Tuesday, March 10, 2020

UN World Day of Social Justice


Affirming the dignity of those forgotten, shunned, ignored
UN World Day of Social Justice is Feb. 20

When I interviewed Maryknoll Sr. Angela Brennan late last year for a story about gangs in El Salvador, I was struck by her quiet passion to affirm the humanity of a group often shunned in society: those in prison.
Brennan spent eight years in prison ministry in El Salvador, working at maximum- and other high-security prisons before returning to the United States in 2018. (She became involved in prison ministry while working in Brooklyn, New York, for 12 years.)
As I said in my story, Brennan called herself "privileged" to minister to incarcerated gang members. She told me it is grossly unfair to think those in prison are not "redeemable."
"You are not your crime," she recalled telling prisoners. But, Brennan said, "society looks at them like they are."
While not for a moment minimizing the gravity of the crimes the gang members committed, Brennan said she "sees the other side of things," which in El Salvador is the underlying reality of a country where violence and economic inequality fueled the horrifying 12-year civil war that ended in 1992.
I reported: "Gang members grew up in a war-fueled environment in which families were divided and separated."
We are talking about real desperation, the kind of desperation and fear that makes a family leave their village or country. Those kind of gaps remain a grave problem in El Salvador and elsewhere in the world.
Those gaps, of course, are also a real source of concern for sisters like Brennan and for the wider humanitarian world that is doing its best to tackle these challenges
Meet our new Notes from the Field blogger, Celine Reinoso.
Later this week, on Thursday, Feb. 20, the United Nations will focus attention on these problems by marking its annual World Day of Social Justice. The annual commemoration is a moment to reflect and affirm the need for action, something the United Nations is seeing to through its 17 sustainable development goals.
In its explanation for the annual commemoration, the United Nations says: "Social justice is an underlying principle for peaceful and prosperous coexistence within and among nations. We uphold the principles of social justice when we promote gender equality, or the rights of indigenous peoples and migrants. We advance social justice when we remove barriers that people face because of gender, age, race, ethnicity, religion, culture or disability."
In other words, to affirm the dignity of those who are forgotten, shunned or ignored.
I recently asked two of Brennan's colleagues, Sr. Marvie Misolas, who represents the Maryknoll Sisters at the United Nations, and Sr. Nonie Gutzler, the president of the congregation, to reflect a bit on what this United Nations theme means to them in the context of their work and the charism of the Maryknoll Sisters.

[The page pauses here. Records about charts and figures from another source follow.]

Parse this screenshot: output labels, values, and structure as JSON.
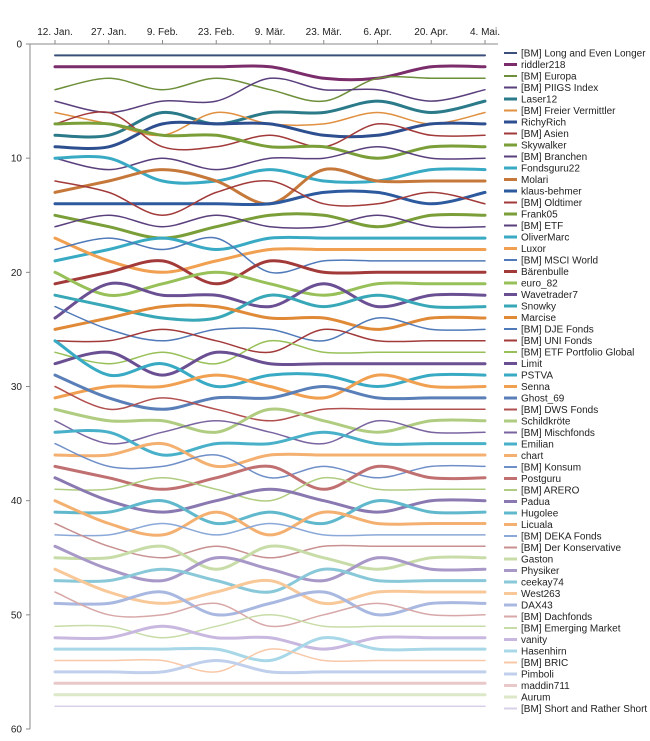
{
  "chart_data": {
    "type": "line",
    "title": "",
    "xlabel": "",
    "ylabel": "",
    "ylim": [
      0,
      60
    ],
    "y_reversed": true,
    "y_ticks": [
      0,
      10,
      20,
      30,
      40,
      50,
      60
    ],
    "x_ticks": [
      "12. Jan.",
      "27. Jan.",
      "9. Feb.",
      "23. Feb.",
      "9. Mär.",
      "23. Mär.",
      "6. Apr.",
      "20. Apr.",
      "4. Mai."
    ],
    "grid": false,
    "legend": "right",
    "x": [
      0,
      1,
      2,
      3,
      4,
      5,
      6,
      7,
      8
    ],
    "series": [
      {
        "name": "[BM] Long and Even Longer",
        "color": "#3a4f7a",
        "width": 2.0,
        "values": [
          1,
          1,
          1,
          1,
          1,
          1,
          1,
          1,
          1
        ]
      },
      {
        "name": "riddler218",
        "color": "#7b2d6b",
        "width": 3.0,
        "values": [
          2,
          2,
          2,
          2,
          2,
          3,
          3,
          2,
          2
        ]
      },
      {
        "name": "[BM] Europa",
        "color": "#6e8f3a",
        "width": 1.5,
        "values": [
          4,
          3,
          4,
          3,
          4,
          5,
          3,
          3,
          3
        ]
      },
      {
        "name": "[BM] PIIGS Index",
        "color": "#5a3f7d",
        "width": 1.5,
        "values": [
          5,
          6,
          5,
          5,
          3,
          4,
          4,
          5,
          4
        ]
      },
      {
        "name": "Laser12",
        "color": "#2a7a8a",
        "width": 3.0,
        "values": [
          8,
          8,
          6,
          7,
          6,
          6,
          5,
          6,
          5
        ]
      },
      {
        "name": "[BM] Freier Vermittler",
        "color": "#e09040",
        "width": 1.5,
        "values": [
          6,
          7,
          8,
          6,
          7,
          7,
          6,
          7,
          6
        ]
      },
      {
        "name": "RichyRich",
        "color": "#2e4f8f",
        "width": 3.0,
        "values": [
          9,
          9,
          7,
          7,
          7,
          8,
          8,
          7,
          7
        ]
      },
      {
        "name": "[BM] Asien",
        "color": "#a23a3a",
        "width": 1.5,
        "values": [
          7,
          6,
          9,
          9,
          8,
          9,
          7,
          8,
          8
        ]
      },
      {
        "name": "Skywalker",
        "color": "#7a9e38",
        "width": 3.0,
        "values": [
          7,
          7,
          8,
          8,
          9,
          9,
          10,
          9,
          9
        ]
      },
      {
        "name": "[BM] Branchen",
        "color": "#5a3f7d",
        "width": 1.5,
        "values": [
          10,
          11,
          10,
          11,
          10,
          10,
          9,
          10,
          10
        ]
      },
      {
        "name": "Fondsguru22",
        "color": "#38aac4",
        "width": 3.0,
        "values": [
          10,
          10,
          12,
          12,
          11,
          12,
          12,
          11,
          11
        ]
      },
      {
        "name": "Molari",
        "color": "#c6783a",
        "width": 3.0,
        "values": [
          13,
          12,
          11,
          12,
          14,
          11,
          12,
          12,
          12
        ]
      },
      {
        "name": "klaus-behmer",
        "color": "#2d5a9e",
        "width": 3.0,
        "values": [
          14,
          14,
          14,
          14,
          14,
          13,
          13,
          14,
          13
        ]
      },
      {
        "name": "[BM] Oldtimer",
        "color": "#a23a3a",
        "width": 1.5,
        "values": [
          12,
          13,
          15,
          13,
          12,
          14,
          14,
          13,
          14
        ]
      },
      {
        "name": "Frank05",
        "color": "#7a9e38",
        "width": 3.0,
        "values": [
          15,
          16,
          17,
          16,
          15,
          15,
          16,
          15,
          15
        ]
      },
      {
        "name": "[BM] ETF",
        "color": "#5a3f7d",
        "width": 1.5,
        "values": [
          16,
          15,
          16,
          15,
          16,
          16,
          15,
          16,
          16
        ]
      },
      {
        "name": "OliverMarc",
        "color": "#38aac4",
        "width": 3.0,
        "values": [
          19,
          18,
          17,
          18,
          17,
          17,
          17,
          17,
          17
        ]
      },
      {
        "name": "Luxor",
        "color": "#f0a050",
        "width": 3.0,
        "values": [
          17,
          19,
          20,
          19,
          18,
          18,
          18,
          18,
          18
        ]
      },
      {
        "name": "[BM] MSCI World",
        "color": "#4f79b8",
        "width": 1.5,
        "values": [
          18,
          17,
          18,
          17,
          20,
          19,
          19,
          19,
          19
        ]
      },
      {
        "name": "Bärenbulle",
        "color": "#a23a3a",
        "width": 3.0,
        "values": [
          21,
          20,
          19,
          21,
          19,
          20,
          20,
          20,
          20
        ]
      },
      {
        "name": "euro_82",
        "color": "#98c058",
        "width": 3.0,
        "values": [
          20,
          22,
          21,
          20,
          21,
          22,
          21,
          21,
          21
        ]
      },
      {
        "name": "Wavetrader7",
        "color": "#6a4f93",
        "width": 3.0,
        "values": [
          24,
          21,
          22,
          22,
          23,
          21,
          23,
          22,
          22
        ]
      },
      {
        "name": "Snowky",
        "color": "#38a8b8",
        "width": 3.0,
        "values": [
          22,
          23,
          24,
          24,
          22,
          23,
          22,
          23,
          23
        ]
      },
      {
        "name": "Marcise",
        "color": "#e08a38",
        "width": 3.0,
        "values": [
          25,
          24,
          23,
          23,
          24,
          24,
          25,
          24,
          24
        ]
      },
      {
        "name": "[BM] DJE Fonds",
        "color": "#4f79b8",
        "width": 1.5,
        "values": [
          23,
          25,
          26,
          25,
          25,
          26,
          24,
          25,
          25
        ]
      },
      {
        "name": "[BM] UNI Fonds",
        "color": "#a23a3a",
        "width": 1.5,
        "values": [
          26,
          26,
          25,
          26,
          27,
          25,
          26,
          26,
          26
        ]
      },
      {
        "name": "[BM] ETF Portfolio Global",
        "color": "#98c058",
        "width": 1.5,
        "values": [
          27,
          28,
          27,
          28,
          26,
          27,
          27,
          27,
          27
        ]
      },
      {
        "name": "Limit",
        "color": "#6a4f93",
        "width": 3.0,
        "values": [
          28,
          27,
          29,
          27,
          28,
          28,
          28,
          28,
          28
        ]
      },
      {
        "name": "PSTVA",
        "color": "#38aac4",
        "width": 3.0,
        "values": [
          26,
          29,
          28,
          30,
          29,
          29,
          30,
          29,
          29
        ]
      },
      {
        "name": "Senna",
        "color": "#f0a050",
        "width": 3.0,
        "values": [
          31,
          30,
          30,
          29,
          30,
          31,
          29,
          30,
          30
        ]
      },
      {
        "name": "Ghost_69",
        "color": "#5a7fb8",
        "width": 3.0,
        "values": [
          29,
          31,
          32,
          31,
          31,
          30,
          31,
          31,
          31
        ]
      },
      {
        "name": "[BM] DWS Fonds",
        "color": "#b25050",
        "width": 1.5,
        "values": [
          30,
          32,
          31,
          32,
          33,
          32,
          32,
          32,
          32
        ]
      },
      {
        "name": "Schildkröte",
        "color": "#b0cc80",
        "width": 3.0,
        "values": [
          32,
          33,
          33,
          34,
          32,
          33,
          34,
          33,
          33
        ]
      },
      {
        "name": "[BM] Mischfonds",
        "color": "#7a64a0",
        "width": 1.5,
        "values": [
          33,
          35,
          34,
          33,
          34,
          35,
          33,
          34,
          34
        ]
      },
      {
        "name": "Emilian",
        "color": "#48b0c8",
        "width": 3.0,
        "values": [
          34,
          34,
          36,
          35,
          35,
          34,
          35,
          35,
          35
        ]
      },
      {
        "name": "chart",
        "color": "#f4b070",
        "width": 3.0,
        "values": [
          36,
          36,
          35,
          37,
          36,
          36,
          36,
          36,
          36
        ]
      },
      {
        "name": "[BM] Konsum",
        "color": "#6f8fc8",
        "width": 1.5,
        "values": [
          35,
          37,
          37,
          36,
          38,
          37,
          38,
          37,
          37
        ]
      },
      {
        "name": "Postguru",
        "color": "#c07070",
        "width": 3.0,
        "values": [
          37,
          38,
          39,
          38,
          37,
          39,
          37,
          38,
          38
        ]
      },
      {
        "name": "[BM] ARERO",
        "color": "#b0cc80",
        "width": 1.5,
        "values": [
          39,
          39,
          38,
          39,
          40,
          38,
          39,
          39,
          39
        ]
      },
      {
        "name": "Padua",
        "color": "#8a78b0",
        "width": 3.0,
        "values": [
          38,
          40,
          41,
          40,
          39,
          40,
          41,
          40,
          40
        ]
      },
      {
        "name": "Hugolee",
        "color": "#60b8cc",
        "width": 3.0,
        "values": [
          41,
          41,
          40,
          42,
          41,
          42,
          40,
          41,
          41
        ]
      },
      {
        "name": "Licuala",
        "color": "#f4b070",
        "width": 3.0,
        "values": [
          40,
          42,
          43,
          41,
          43,
          41,
          42,
          42,
          42
        ]
      },
      {
        "name": "[BM] DEKA Fonds",
        "color": "#8aa8d8",
        "width": 1.5,
        "values": [
          43,
          43,
          42,
          43,
          42,
          43,
          43,
          43,
          43
        ]
      },
      {
        "name": "[BM] Der Konservative",
        "color": "#c89090",
        "width": 1.5,
        "values": [
          42,
          44,
          45,
          44,
          45,
          44,
          44,
          44,
          44
        ]
      },
      {
        "name": "Gaston",
        "color": "#c8dca8",
        "width": 3.0,
        "values": [
          45,
          45,
          44,
          46,
          44,
          45,
          46,
          45,
          45
        ]
      },
      {
        "name": "Physiker",
        "color": "#a898c8",
        "width": 3.0,
        "values": [
          44,
          46,
          47,
          45,
          46,
          47,
          45,
          46,
          46
        ]
      },
      {
        "name": "ceekay74",
        "color": "#88c8d8",
        "width": 3.0,
        "values": [
          47,
          47,
          46,
          47,
          48,
          46,
          47,
          47,
          47
        ]
      },
      {
        "name": "West263",
        "color": "#f8c898",
        "width": 3.0,
        "values": [
          46,
          48,
          49,
          48,
          47,
          49,
          48,
          48,
          48
        ]
      },
      {
        "name": "DAX43",
        "color": "#a8b8e0",
        "width": 3.0,
        "values": [
          49,
          49,
          48,
          50,
          49,
          48,
          50,
          49,
          49
        ]
      },
      {
        "name": "[BM] Dachfonds",
        "color": "#d8a8a8",
        "width": 1.5,
        "values": [
          48,
          50,
          50,
          49,
          51,
          50,
          49,
          50,
          50
        ]
      },
      {
        "name": "[BM] Emerging Market",
        "color": "#c8dca8",
        "width": 1.5,
        "values": [
          51,
          51,
          52,
          51,
          50,
          51,
          51,
          51,
          51
        ]
      },
      {
        "name": "vanity",
        "color": "#c8b8e0",
        "width": 3.0,
        "values": [
          52,
          52,
          51,
          52,
          52,
          53,
          52,
          52,
          52
        ]
      },
      {
        "name": "Hasenhirn",
        "color": "#a8d8e8",
        "width": 3.0,
        "values": [
          53,
          53,
          53,
          53,
          54,
          52,
          53,
          53,
          53
        ]
      },
      {
        "name": "[BM] BRIC",
        "color": "#f8c8a8",
        "width": 1.5,
        "values": [
          54,
          54,
          54,
          55,
          53,
          54,
          54,
          54,
          54
        ]
      },
      {
        "name": "Pimboli",
        "color": "#c0d0ec",
        "width": 3.0,
        "values": [
          55,
          55,
          55,
          54,
          55,
          55,
          55,
          55,
          55
        ]
      },
      {
        "name": "maddin711",
        "color": "#e8c8c8",
        "width": 3.0,
        "values": [
          56,
          56,
          56,
          56,
          56,
          56,
          56,
          56,
          56
        ]
      },
      {
        "name": "Aurum",
        "color": "#dce8c8",
        "width": 3.0,
        "values": [
          57,
          57,
          57,
          57,
          57,
          57,
          57,
          57,
          57
        ]
      },
      {
        "name": "[BM] Short and Rather Short",
        "color": "#d8d0e8",
        "width": 1.5,
        "values": [
          58,
          58,
          58,
          58,
          58,
          58,
          58,
          58,
          58
        ]
      }
    ]
  }
}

Misolas took a broad view, telling me that social justice "is the antithesis of power."
"Who has power defines the rule, what gets prioritized in terms of values," she said. "Collectively in societies, those who have power get to define what is important for a particular group, leaving another perspective as not so vital." Arguing that there are "four interrelated principles of social justice: equity, access, participation and rights," Misolas said, "social justice puts the voice of those who are weak at the center of power. Social justice does not leave anyone behind." Not leaving anyone behind has special resonance this year, as the specific theme for the 2020 social justice commemoration is "Closing the Inequalities Gap to Achieve Social Justice."

Gutzler told me her congregation's response to that call is grounded in the Gospels, specifically the fourth chapter of Luke, in which Jesus declares, "The Spirit of the Lord is on me, because he has anointed me to proclaim good news to the poor. He has sent me to proclaim freedom for the prisoners and recovery of sight for the blind, to set the oppressed free, to proclaim the year of the Lord's favor."
That text is a cornerstone for her congregation, Gutzler said.
"It is carved into the heart of every Maryknoll sister. It guides us in everything we do," she said, adding that Jesus' example "calls us to our vocation."

I asked Gutzler about the need for finding the humanity of those who are ignored or shunned, and she reframed that, saying the challenge is not in "finding" such humanity — that God-given humanity already exists, she said — but in "exposing and affirming it."  There are countless examples of Catholic sisters, not just Maryknolls, doing just that, Gutzler said. In the East African nation of Tanzania, she said, Maryknoll Sr. Jareen Aquino serves as teacher and mentor to girls at the Emusoi Centre, an educational institution dedicated to providing girls "with opportunities for better lives," as a profile of the center noted. More broadly, Gutzler said, "it's about trying to build a just life," whether that is in Tanzania or El Salvador or Brooklyn.

And that aligns the sisters' work with the Feb. 20 U.N. commemoration, which, as the United Nations notes, "recognizes that social development and social justice are indispensable for the achievement and maintenance of peace and security within and among nations and that, in turn, social development and social justice cannot be attained in the absence of peace and security, or in the absence of respect for all human rights and fundamental freedoms."
It may border on cliché, but it's true: If you want peace, work for justice — social justice.